Fokaler Punkt in der Innsbrucker Ausstellung stellt die Malerei dar. In Abstimmung mit der großen Hermann Nitsch Ausstellung in der Albertina Wien, die am 16.05.19 eröffnet und den Malereien des Künstlers ganze 20 Räume widmet, zeigt die Galerie Elisabeth & Klaus Thoman Innsbruck vielfarbige Werke, u.a. aus der 70. Malaktion, die 2014 in der Wiener Galerie stattfand. Als kleinere Revision der Museumsausstellung konzentriert sie sich auf Malerei in Acryl, während die Albertina auch frühe Arbeiten in Öl präsentiert. Bei genauem Hinsehen fällt bei einigen Arbeiten beider Malereigattungen unterhalb der Farbe eine dünne Grundierung in einen Rotbraunton auf. Dieser Farbfilm erinnert an die Spuren, den das Blut, das ebenfalls einen fixen Bestandteil des technischen Repertoire des Künstlers ausmacht, und vor allem beim Orgien-Mysterien-Theater großzügig zum Einsatz kam, auf der Leinwand hinterlässt. Ebenso greift Hermann Nitsch in der Herstellungstechnik seiner Gemälde auf rituelle Handlungen zurück: Das pastose Auftragen, Schütten und Spritzen von Farbe ruft nicht zufällig Assoziationen an einen Opfergestus hervor. Das Ritual ist von tieferer Bedeutung als das Resultat. Nitschs Malerei ist unweigerlich in Aktionismus, Performance, in der Multimedialität verankert.

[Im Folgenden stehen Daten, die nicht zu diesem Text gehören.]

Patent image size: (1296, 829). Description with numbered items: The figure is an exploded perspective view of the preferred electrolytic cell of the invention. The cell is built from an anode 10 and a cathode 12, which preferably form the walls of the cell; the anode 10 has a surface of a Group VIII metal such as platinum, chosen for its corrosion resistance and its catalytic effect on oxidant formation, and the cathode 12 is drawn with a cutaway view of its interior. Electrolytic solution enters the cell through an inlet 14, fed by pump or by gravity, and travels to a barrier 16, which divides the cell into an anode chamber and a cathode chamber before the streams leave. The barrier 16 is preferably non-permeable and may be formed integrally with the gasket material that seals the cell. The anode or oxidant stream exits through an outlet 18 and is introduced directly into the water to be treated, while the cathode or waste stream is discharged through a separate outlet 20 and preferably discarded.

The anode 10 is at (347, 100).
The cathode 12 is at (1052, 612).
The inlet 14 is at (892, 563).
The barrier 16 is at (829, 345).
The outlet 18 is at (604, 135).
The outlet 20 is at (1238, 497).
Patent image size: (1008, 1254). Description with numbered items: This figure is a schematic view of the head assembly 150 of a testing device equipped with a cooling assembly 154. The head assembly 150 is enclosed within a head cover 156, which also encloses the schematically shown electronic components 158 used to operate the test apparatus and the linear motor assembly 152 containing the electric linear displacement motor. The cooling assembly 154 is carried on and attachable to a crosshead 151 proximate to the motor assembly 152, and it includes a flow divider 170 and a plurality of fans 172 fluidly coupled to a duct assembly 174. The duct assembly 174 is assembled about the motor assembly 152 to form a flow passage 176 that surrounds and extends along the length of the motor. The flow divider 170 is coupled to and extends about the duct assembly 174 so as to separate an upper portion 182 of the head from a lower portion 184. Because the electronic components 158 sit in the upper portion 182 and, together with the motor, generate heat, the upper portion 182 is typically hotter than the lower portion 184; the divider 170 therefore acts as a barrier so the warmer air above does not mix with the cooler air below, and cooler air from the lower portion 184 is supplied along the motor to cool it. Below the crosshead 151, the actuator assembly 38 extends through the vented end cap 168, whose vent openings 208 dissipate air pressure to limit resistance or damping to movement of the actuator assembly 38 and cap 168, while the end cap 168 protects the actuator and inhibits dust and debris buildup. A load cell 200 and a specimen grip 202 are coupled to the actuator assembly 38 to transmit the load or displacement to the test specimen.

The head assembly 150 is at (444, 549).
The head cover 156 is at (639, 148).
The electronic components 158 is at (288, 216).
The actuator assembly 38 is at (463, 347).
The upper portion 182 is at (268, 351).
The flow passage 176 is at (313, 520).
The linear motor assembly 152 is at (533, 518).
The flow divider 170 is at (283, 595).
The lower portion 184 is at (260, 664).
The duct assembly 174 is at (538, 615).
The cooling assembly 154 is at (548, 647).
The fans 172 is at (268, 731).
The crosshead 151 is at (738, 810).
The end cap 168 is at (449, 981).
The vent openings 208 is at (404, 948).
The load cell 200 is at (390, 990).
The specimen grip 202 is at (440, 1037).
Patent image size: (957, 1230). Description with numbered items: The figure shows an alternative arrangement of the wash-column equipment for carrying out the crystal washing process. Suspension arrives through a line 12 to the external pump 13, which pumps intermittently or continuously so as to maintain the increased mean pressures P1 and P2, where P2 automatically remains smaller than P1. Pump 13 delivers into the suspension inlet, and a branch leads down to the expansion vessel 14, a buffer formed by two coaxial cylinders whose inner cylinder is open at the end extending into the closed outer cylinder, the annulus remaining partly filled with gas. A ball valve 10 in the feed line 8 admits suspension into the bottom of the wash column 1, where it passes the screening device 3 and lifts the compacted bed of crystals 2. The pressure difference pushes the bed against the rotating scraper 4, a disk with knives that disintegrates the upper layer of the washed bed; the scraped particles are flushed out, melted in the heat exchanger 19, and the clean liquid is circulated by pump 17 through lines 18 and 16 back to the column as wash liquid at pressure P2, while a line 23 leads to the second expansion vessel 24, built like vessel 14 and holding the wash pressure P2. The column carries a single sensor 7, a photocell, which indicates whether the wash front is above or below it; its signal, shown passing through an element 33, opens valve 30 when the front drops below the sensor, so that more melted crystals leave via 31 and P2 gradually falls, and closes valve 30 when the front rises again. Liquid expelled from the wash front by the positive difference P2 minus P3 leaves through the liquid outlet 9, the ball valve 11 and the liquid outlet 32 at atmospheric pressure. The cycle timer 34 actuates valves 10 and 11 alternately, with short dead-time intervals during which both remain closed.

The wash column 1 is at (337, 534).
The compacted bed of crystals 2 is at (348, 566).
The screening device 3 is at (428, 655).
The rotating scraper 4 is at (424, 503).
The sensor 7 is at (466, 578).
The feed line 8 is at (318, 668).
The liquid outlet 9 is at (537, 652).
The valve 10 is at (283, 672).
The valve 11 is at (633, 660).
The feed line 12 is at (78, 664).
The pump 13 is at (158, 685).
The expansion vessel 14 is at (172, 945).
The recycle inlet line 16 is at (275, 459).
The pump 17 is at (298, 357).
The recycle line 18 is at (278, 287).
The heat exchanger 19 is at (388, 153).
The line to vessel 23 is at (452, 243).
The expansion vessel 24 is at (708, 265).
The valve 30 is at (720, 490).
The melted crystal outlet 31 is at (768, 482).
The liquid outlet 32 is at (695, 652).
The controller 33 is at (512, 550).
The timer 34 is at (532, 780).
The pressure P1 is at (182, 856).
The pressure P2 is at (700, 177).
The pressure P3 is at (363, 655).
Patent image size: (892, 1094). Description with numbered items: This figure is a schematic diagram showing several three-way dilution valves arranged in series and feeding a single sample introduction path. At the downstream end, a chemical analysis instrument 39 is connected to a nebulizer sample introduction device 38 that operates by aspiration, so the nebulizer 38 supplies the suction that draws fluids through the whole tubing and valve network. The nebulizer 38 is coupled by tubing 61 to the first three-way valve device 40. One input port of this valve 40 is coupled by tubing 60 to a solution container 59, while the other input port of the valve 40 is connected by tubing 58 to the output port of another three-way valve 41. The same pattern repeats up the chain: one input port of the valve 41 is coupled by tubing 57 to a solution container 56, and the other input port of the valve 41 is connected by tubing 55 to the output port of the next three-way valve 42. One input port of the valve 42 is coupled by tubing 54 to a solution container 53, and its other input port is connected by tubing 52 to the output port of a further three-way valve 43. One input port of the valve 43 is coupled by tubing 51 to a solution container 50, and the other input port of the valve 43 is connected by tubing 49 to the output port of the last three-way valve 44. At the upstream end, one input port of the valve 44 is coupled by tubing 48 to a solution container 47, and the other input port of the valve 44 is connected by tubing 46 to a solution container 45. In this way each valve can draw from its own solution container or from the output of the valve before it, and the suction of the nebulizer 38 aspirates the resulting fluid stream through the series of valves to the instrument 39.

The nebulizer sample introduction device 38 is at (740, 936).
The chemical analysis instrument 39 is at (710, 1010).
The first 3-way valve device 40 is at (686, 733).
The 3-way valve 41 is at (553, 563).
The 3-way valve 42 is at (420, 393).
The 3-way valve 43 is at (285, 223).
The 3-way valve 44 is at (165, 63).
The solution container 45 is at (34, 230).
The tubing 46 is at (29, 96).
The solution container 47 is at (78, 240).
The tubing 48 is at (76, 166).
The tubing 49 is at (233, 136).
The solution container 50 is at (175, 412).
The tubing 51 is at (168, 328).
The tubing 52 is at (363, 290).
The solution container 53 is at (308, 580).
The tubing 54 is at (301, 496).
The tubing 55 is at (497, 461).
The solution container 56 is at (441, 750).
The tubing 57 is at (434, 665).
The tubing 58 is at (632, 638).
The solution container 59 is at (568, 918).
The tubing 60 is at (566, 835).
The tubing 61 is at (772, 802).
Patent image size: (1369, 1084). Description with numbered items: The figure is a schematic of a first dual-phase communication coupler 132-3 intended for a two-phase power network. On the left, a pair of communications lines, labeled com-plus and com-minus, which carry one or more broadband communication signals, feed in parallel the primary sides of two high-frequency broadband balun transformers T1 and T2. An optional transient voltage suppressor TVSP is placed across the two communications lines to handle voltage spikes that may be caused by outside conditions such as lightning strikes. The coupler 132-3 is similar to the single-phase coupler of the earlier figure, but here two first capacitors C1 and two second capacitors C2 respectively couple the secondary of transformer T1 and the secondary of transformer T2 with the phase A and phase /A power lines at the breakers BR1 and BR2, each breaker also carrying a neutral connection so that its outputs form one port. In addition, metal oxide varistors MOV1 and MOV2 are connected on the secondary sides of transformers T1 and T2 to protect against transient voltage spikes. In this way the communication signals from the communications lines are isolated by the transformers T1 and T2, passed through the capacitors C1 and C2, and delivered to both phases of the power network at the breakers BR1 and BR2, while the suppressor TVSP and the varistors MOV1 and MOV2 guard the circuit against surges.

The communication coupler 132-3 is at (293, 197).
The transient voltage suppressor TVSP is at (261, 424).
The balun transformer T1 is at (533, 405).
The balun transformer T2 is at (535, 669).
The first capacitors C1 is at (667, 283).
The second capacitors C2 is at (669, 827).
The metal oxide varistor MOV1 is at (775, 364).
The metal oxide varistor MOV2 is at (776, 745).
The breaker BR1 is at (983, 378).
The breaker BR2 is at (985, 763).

Die Wiener Ausstellung hingegen lässt sein Werk einerseits in konzeptuellen Dialog treten mit dem Julian Schnabels, ein langjähriger Künstlerfreund, mit dem er in regem Austausch steht. Andererseits setzt sie den Schwerpunkt auf den technischen Aspekt der Aktionskunst Hermann Nitschs. Entgegen der sehr intensiv, organisch, teilweise chaotisch und willkürlich anmutenden Durchführung waren und sind die Aktionen des Künstlers nie improvisiert, sondern im Gegenteil jedes Detail in deren Ablauf im Vorhinein minutiös geplant und in Partituren festgehalten. Während die Albertina also die Produkte der Malaktionen präsentiert, ergänzt die Galerie Elisabeth & Klaus Thoman Wien den dokumentarischen Teil seiner Aktionen als Gesamtkunstwerke. Neben frühen Zeichnungen, Druckgraphik und Farbskalen werden auch Fotodokumente früher Aktionen, die deren intensive Atmosphärik spürbar machen, Relikte aufgeführter Werke und Partituren gezeigt. Ein Highlight stellt dabei die Partitur zur 155. Aktion in anlässlich des 80. Geburtstag des Künstlers in Mistelbach dar. Zum ersten Mal steht hier die musikalische Darbietung im Vordergrund. Mithilfe von einem Orchester aus unzähligen Streich-, Blas- und Schlaginstrumenten sowie einem riesigen Chor webt Hermann Nitsch einen Klangteppich, dessen Erschwellen und Abklingen eine verdichtete Atmosphäre schafft. Eine weitere Besonderheit der 155. Aktion stellt der ausschließliche Einsatz von Erntefrüchten anstatt von Tierkadavern oder –organen dar, was das Opferritual zu einem ekstatischen Erntefest werden, und den Künstler endgültig im 21. Jahrhundert ankommen lässt. Unsere Ausstellung dokumentiert die Aktion in der Partitur, sowie in Fotographien und Film, und auch ein Relikt derselben wird gezeigt.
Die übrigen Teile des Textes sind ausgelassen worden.